JURNALKALIMANTAN.COM, BANJARMASIN – Kurangi akselerasi pengerdilan di Kalimantan Selatan perlu dilakukan secara konvergen, holistik, integratif dan berkualitas melalui sinergi berbagai pihak.
Hal itu terungkap dalam rapat antara Bank Indonesia, Pemerintah Provinsi Kalsel, DPRD, Perwakilan Badan Kependudukan dan Keluarga Berencana Nasional (BKKBN), yang digelar di Kantor Dewan Perwakilan Rakyat Daerah DPRD Provinsi Kalsel, Jumat (10/10). /03/2023).
Masalah pengerdilan perhatian utama pemerintah dan strategi untuk menekan jumlah kasus telah dituangkan dalam Perpres No.72/2011.
Berdasarkan Survei Status Gizi Indonesia, Kalimantan Selatan merupakan provinsi dengan angka penurunan prevalensi tertinggi, yaitu dari 30,0% pada tahun 2021 menjadi 24,6% pada tahun 2022. Namun demikian, angka prevalensi pengerdilan di Kalimantan Selatan masih lebih tinggi dari rata-rata nasional sebesar 24,4%.

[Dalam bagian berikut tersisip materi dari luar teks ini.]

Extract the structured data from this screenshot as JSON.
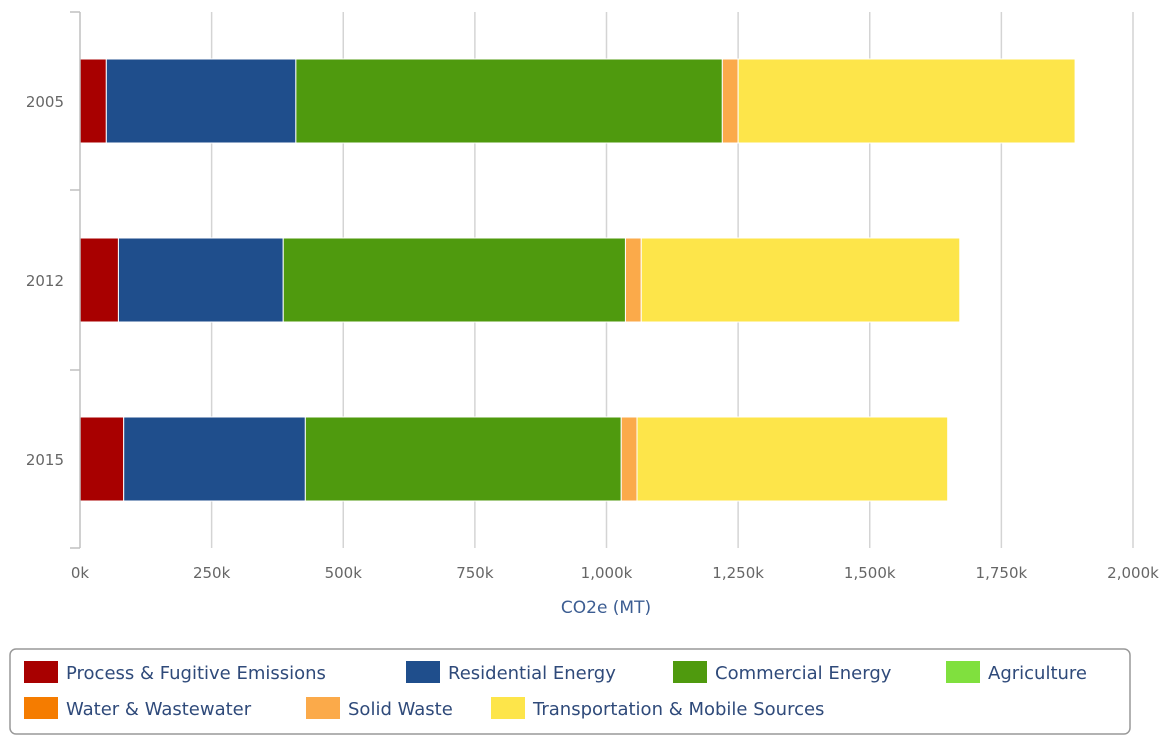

Ketua DPRD H. Supian HK mengatakan, pihaknya sangat serius menangani masalah ini, salah satunya dengan menyusun peraturan daerah (raperda) terkait dengan
“Sebelumnya kami telah menggelar audiensi di kantor pusat BKKBN dalam rangka percepatan penyusunan Perda tentang stunting,” kata Supian HK.
Senada dengan itu, Kepala Perwakilan BI Kalsel Wahyu Pratomo mengatakan, dari sisi ekonomi makro, ada upaya untuk mengurangi pengerdilan tidak lepas dari upaya pemberdayaan dan peningkatan kemampuan ekonomi masyarakat.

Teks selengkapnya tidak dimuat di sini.